Bottom line: “We love what we do ... we just don’t know why we are constantly targeted with these changes and near impossible regulations to keep up with,” the anonymous commenter said.

What HHAs wanted: “UnityPoint Health implores CMS to delay the implementation of the payment penalty for a late RAP submission in 2021 until the greater of 6 months after the implementation date or three months after the PHE ends,” VanOosten and Simmons said in the agency’s letter. Many other commenters asked for similar delays.

What HHAs got: CMS didn’t grant any relief on the no-pay RAPs and didn’t address the vast majority of commenter concerns on this topic in the rule.

No-Pay RAP Clarifications Help — A Bit

In a Nov. 4 Home Health Open Door Forum, a CMS official did address some RAP changes that should make filing somewhat quicker and easier.

Change No. 1: In 2021, agencies may report the first day of the period of care as the service date on the RAP's 0023 revenue line, a CMS home health billing expert explained in the forum. CMS had outlined that change, which will prevent RAP submission delays, in recent transmittal CR 11855 at www.cms.gov/files/document/r10396cp.pdf (see HCW by AAPC, Vol. XXIX, No. 37).

Change No. 2: If you are waiting for OASIS finalization to generate the HIPPS code, you can go ahead and file the RAP with any HIPPS code to avoid being late for the five-day deadline, the CMS staffer instructed.

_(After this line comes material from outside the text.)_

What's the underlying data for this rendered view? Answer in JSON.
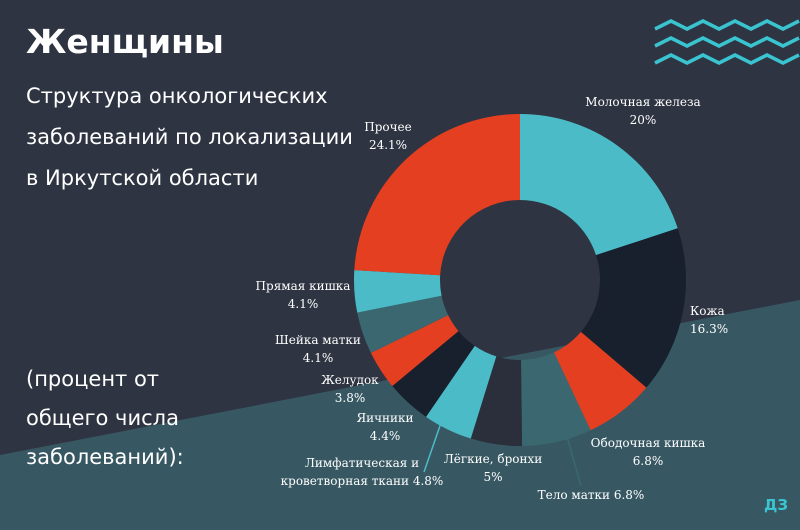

But there’s a catch. The final claim you eventually file must use the same HIPPS code, even if it’s an incorrect one, because the HIPPS codes are used to match up RAPs and claims. It’s OK, because the Medicare claims system will correct the HIPPS code during processing, the CMS official said.

The direction to submit RAPs and claims with incorrect HIPPS codes makes some agencies uncomfortable, they say.

Change No. 3: Starting Jan. 1, CMS will relax the edit that matches RAPs and final claims using the date of the first line item, the CMS source told forum attendees. So your final claim can use the actual first visit date, while your RAP may have the first day of the billing period on the 0023 revenue line (see change no. 1).

If you have lingering RAP questions, you can tune into an educational webinar on the topic from HHH Medicare Administrative Contractor Palmetto GBA on Nov. 19. For registration, go to www.palmettogba.com/palmetto/providers.nsf/docscat/Providers~JM Home Health and Hospice~Articles~General and scroll down to the Oct. 29 article, “Request for Anticipated Payments 2021 Webinar.”